Queda na procura não ajuda

O presidente executivo da Honda, Toshihiro Mibe, afirmou numa conferência de imprensa que a procura por veículos elétricos caiu de forma acentuada, tornando “muito difícil” manter níveis de rentabilidade sustentáveis.

Além dos ajustes no mercado norte-americano, a empresa está também a reduzir o valor contabilístico do seu negócio na China, onde enfrenta dificuldades para competir com construtores locais que apostam fortemente em tecnologia e software automóvel, como a BYD.

Perante este cenário, a Honda pretende reforçar a competitividade de custos e a sua gama de modelos em mercados considerados estratégicos.

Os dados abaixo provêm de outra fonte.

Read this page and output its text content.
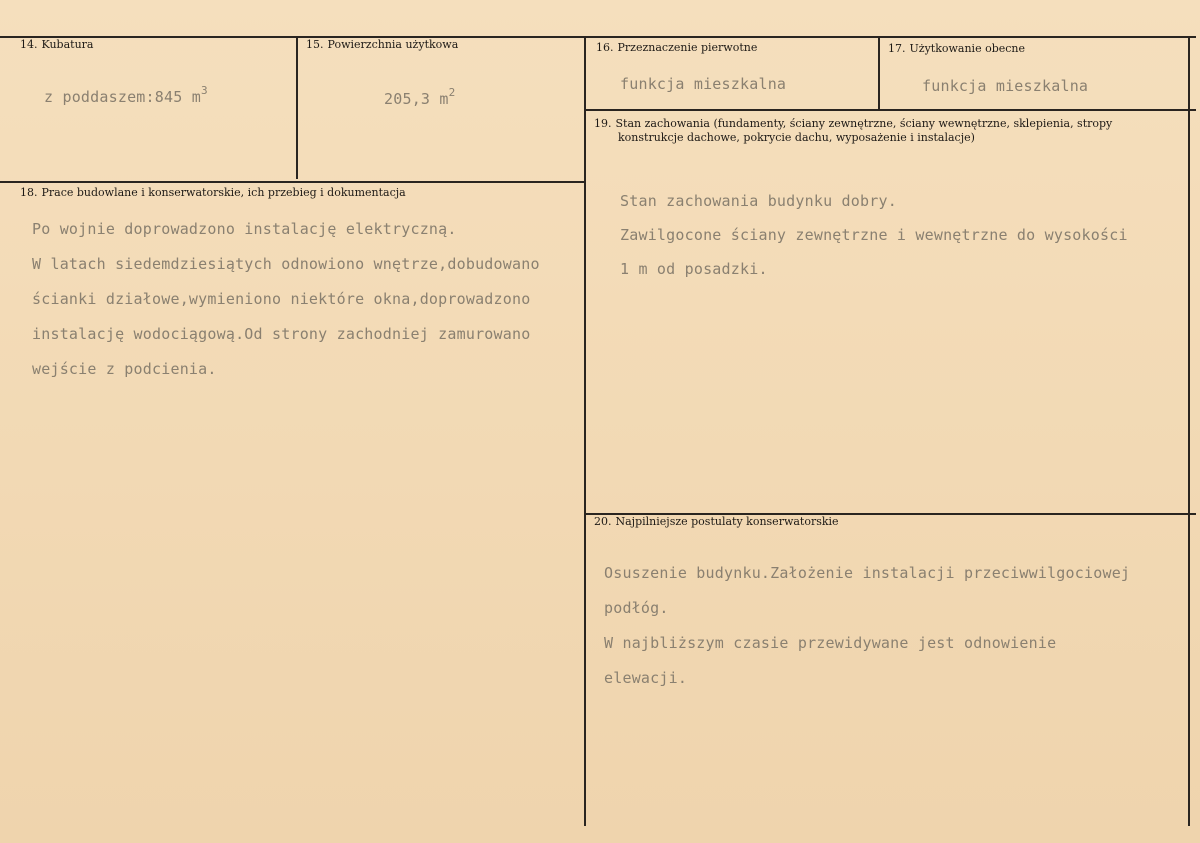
14. Kubatura
z poddaszem:845 $m^3$
15. Powierzchnia użytkowa
205,3 $m^2$
16. Przeznaczenie pierwotne
funkcja mieszkalna
17. Użytkowanie obecne
funkcja mieszkalna
19. Stan zachowania (fundamenty, ściany zewnętrzne, ściany wewnętrzne, sklepienia, stropy
konstrukcje dachowe, pokrycie dachu, wyposażenie i instalacje)
Stan zachowania budynku dobry.
Zawilgocone ściany zewnętrzne i wewnętrzne do wysokości
1 m od posadzki.
18. Prace budowlane i konserwatorskie, ich przebieg i dokumentacja
Po wojnie doprowadzono instalację elektryczną.
W latach siedemdziesiątych odnowiono wnętrze,dobudowano
ścianki działowe,wymieniono niektóre okna,doprowadzono
instalację wodociągową.Od strony zachodniej zamurowano
wejście z podcienia.
20. Najpilniejsze postulaty konserwatorskie
Osuszenie budynku.Założenie instalacji przeciwwilgociowej
podłóg.
W najbliższym czasie przewidywane jest odnowienie
elewacji.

Um deles é a Índia, onde a empresa identifica potencial de crescimento e onde os fabricantes chineses têm presença limitada.

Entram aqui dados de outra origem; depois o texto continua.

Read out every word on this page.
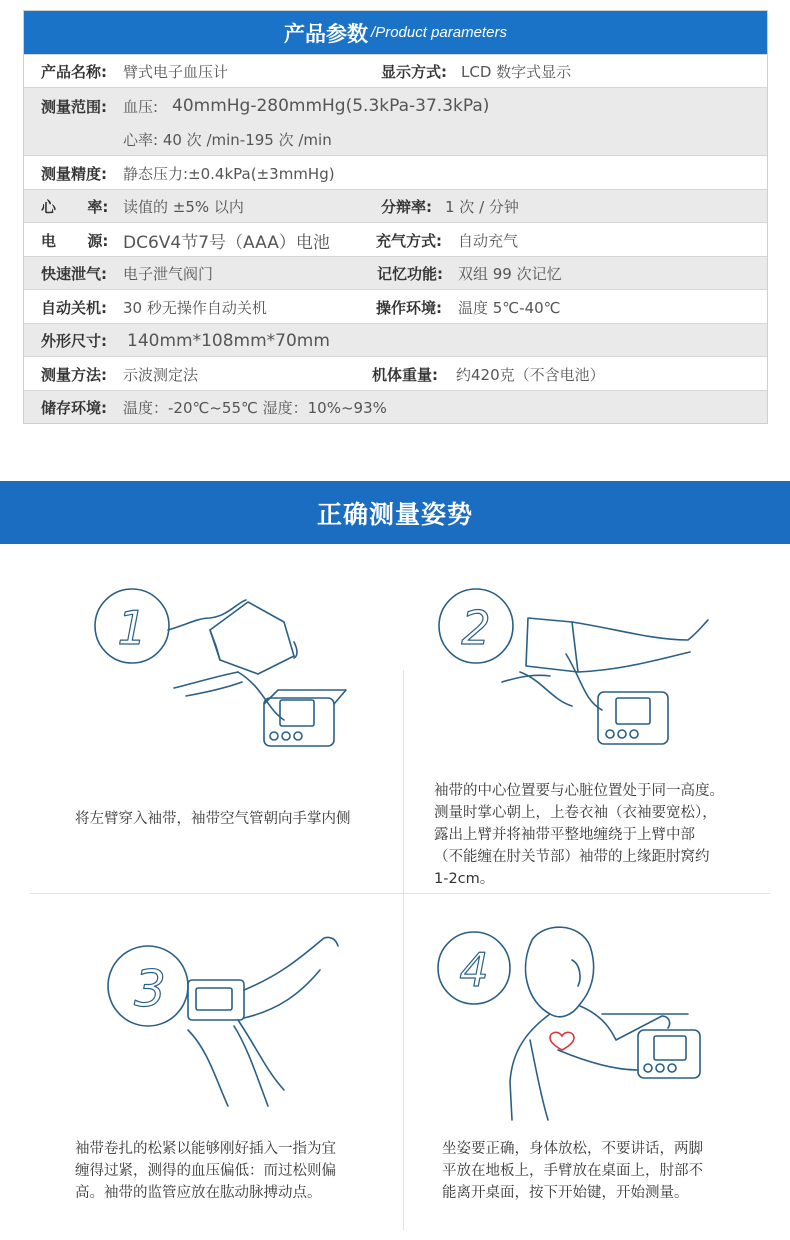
产品参数 /Product parameters
产品名称: 臂式电子血压计	显示方式: LCD 数字式显示
测量范围: 血压: 40mmHg-280mmHg(5.3kPa-37.3kPa)
心率: 40 次 /min-195 次 /min
测量精度: 静态压力:±0.4kPa(±3mmHg)
心      率: 读值的 ±5% 以内	分辩率: 1 次 / 分钟
电      源: DC6V4节7号（AAA）电池	充气方式: 自动充气
快速泄气: 电子泄气阀门	记忆功能: 双组 99 次记忆
自动关机: 30 秒无操作自动关机	操作环境: 温度 5℃-40℃
外形尺寸: 140mm*108mm*70mm
测量方法: 示波测定法	机体重量: 约420克（不含电池）
储存环境: 温度：-20℃~55℃ 湿度：10%~93%
正确测量姿势
1	2
3	4
将左臂穿入袖带，袖带空气管朝向手掌内侧
袖带的中心位置要与心脏位置处于同一高度。
测量时掌心朝上，上卷衣袖（衣袖要宽松），
露出上臂并将袖带平整地缠绕于上臂中部
（不能缠在肘关节部）袖带的上缘距肘窝约
1-2cm。
袖带卷扎的松紧以能够刚好插入一指为宜
缠得过紧，测得的血压偏低：而过松则偏
高。袖带的监管应放在肱动脉搏动点。
坐姿要正确，身体放松，不要讲话，两脚
平放在地板上，手臂放在桌面上，肘部不
能离开桌面，按下开始键，开始测量。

Como parte das medidas internas após o anúncio das perdas, o presidente executivo Toshihiro Mibe e o vice-presidente executivo Noriya Kaihara irão abdicar voluntariamente de 30% da sua remuneração durante três meses, enquanto outros executivos aceitarão cortes de 20%.

A Honda indicou ainda que apresentará uma estratégia empresarial revista de médio e longo prazo no próximo ano fiscal, refletindo as mudanças no mercado global de veículos elétricos.